Inference for the Coefficient Parameters of the Logistic Regression from a Small Sample
Toshinari Kamakura
Industrial & Systems Engineering, Chuo University, Tokyo, Japan

The logistic model is widely used in the field of medical and industrial applications for evaluating the risk factors adjusting confounding factors based on the event occurrence data and covariates. More than two thousand articles were published in 1999 according to Ryan (2000), but as much less than 1% of the large number of papers on logistic regression appear in statistics journals, despite the fact that there are many unsolved research issues.

We investigate the Wald test of the regression parameter in case of a small sample. Hauck and Donner (1977) pointed out that behavior of the Wald and the likelihood ratio test do not coincide. Furthermore, in case of the high or low probability it is known the phenomenon of separation or monotone likelihood is observed in the fitting process of a logistic model and the Wald test sometimes gives rise to very conservative results. In this case the likelihood test is also conservative in our simulation studies. Separation primarily occurs in small samples with several unbalanced and highly predictive risk factors (Albert and Anderson, 1984; Heinze and Schemper, 2002). We investigate separation or quasi-separation for dataset and calculate probability of separation or quasi-separation as the function of event occurrence probability and test and study the property of p-values of the tests.

We proposed a new method based on the bootstrap resampling techniques and compare the true p-values for the likelihood ratio test, Wald test, and other testing methods (Ohkura and Kamakura, 2011).
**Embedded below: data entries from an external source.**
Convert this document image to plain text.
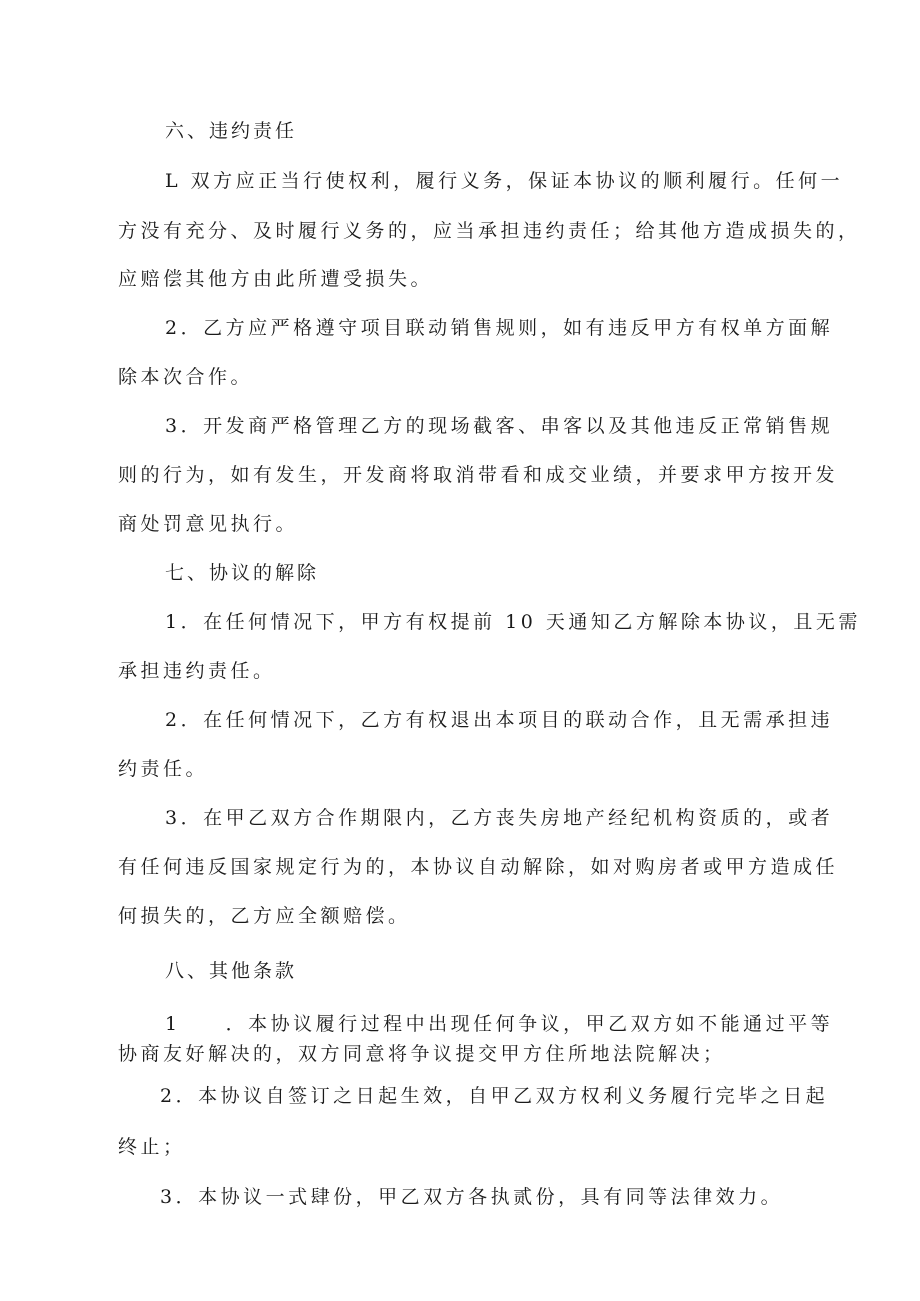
六、违约责任
L 双方应正当行使权利，履行义务，保证本协议的顺利履行。任何一
方没有充分、及时履行义务的，应当承担违约责任；给其他方造成损失的，
应赔偿其他方由此所遭受损失。
2．乙方应严格遵守项目联动销售规则，如有违反甲方有权单方面解
除本次合作。
3．开发商严格管理乙方的现场截客、串客以及其他违反正常销售规
则的行为，如有发生，开发商将取消带看和成交业绩，并要求甲方按开发
商处罚意见执行。
七、协议的解除
1．在任何情况下，甲方有权提前 10 天通知乙方解除本协议，且无需
承担违约责任。
2．在任何情况下，乙方有权退出本项目的联动合作，且无需承担违
约责任。
3．在甲乙双方合作期限内，乙方丧失房地产经纪机构资质的，或者
有任何违反国家规定行为的，本协议自动解除，如对购房者或甲方造成任
何损失的，乙方应全额赔偿。
八、其他条款
1　　．本协议履行过程中出现任何争议，甲乙双方如不能通过平等
协商友好解决的，双方同意将争议提交甲方住所地法院解决；
2．本协议自签订之日起生效，自甲乙双方权利义务履行完毕之日起
终止；
3．本协议一式肆份，甲乙双方各执贰份，具有同等法律效力。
Simulations studies illuminate that our new method keeps nominal p-values even for the high or low event probabilities. The Firth (1993) method has a good property that it gives the bias reduction of the maximum likelihood estimates and the stable estimates are obtained even for the nearly quasi-separation case. Combination of the bootstrap method and the Firth method will give a good performance even for moderately high probability of event occurrences.


[1] Albert, A. and Anderson. J. A. (1984). On the existence of maximum likelihood estimates in logistic regression models, Biometricka, 71, 1-10.

[2] Firth, D. (1993). Bias reduction of maximum likelihood estimates, Biometrika, 80, 27-38.

[3] Hauck, Jr., W. W. and Donner, A. (1977). Wald's test as applied to hypotheses in logit analysis, JASA, 72, 851-853

[4] Ohkura, M. and Kamakura, T. (2011). Test for a regression parameter in a logistic regression model under the small sample size and the high evet occurrence probability, Japanese Applied Statistics (in Japanese), to appear.

[5] Ryan, T. P. (2000). Some issues in logistic regression, 29 (9&10), 2019-2032.

Heinze, G. and Schemper, M. (2002). A solution to the problem of separation in logistic regression, Statist. Med., 21, 2409–2419.

Keywords: logistic regression; Wald test; bootstrap method; small sample

Biography: I am a Prof. of Chuo University in Japan. My research interests are survival analysis in medical and engineering field, statistical risk analysis, functional data analysis for human behaviors, data mining for massive datasets in sports science, and others. Recently I also study the problems on the statistical production process control for highly reliable systems.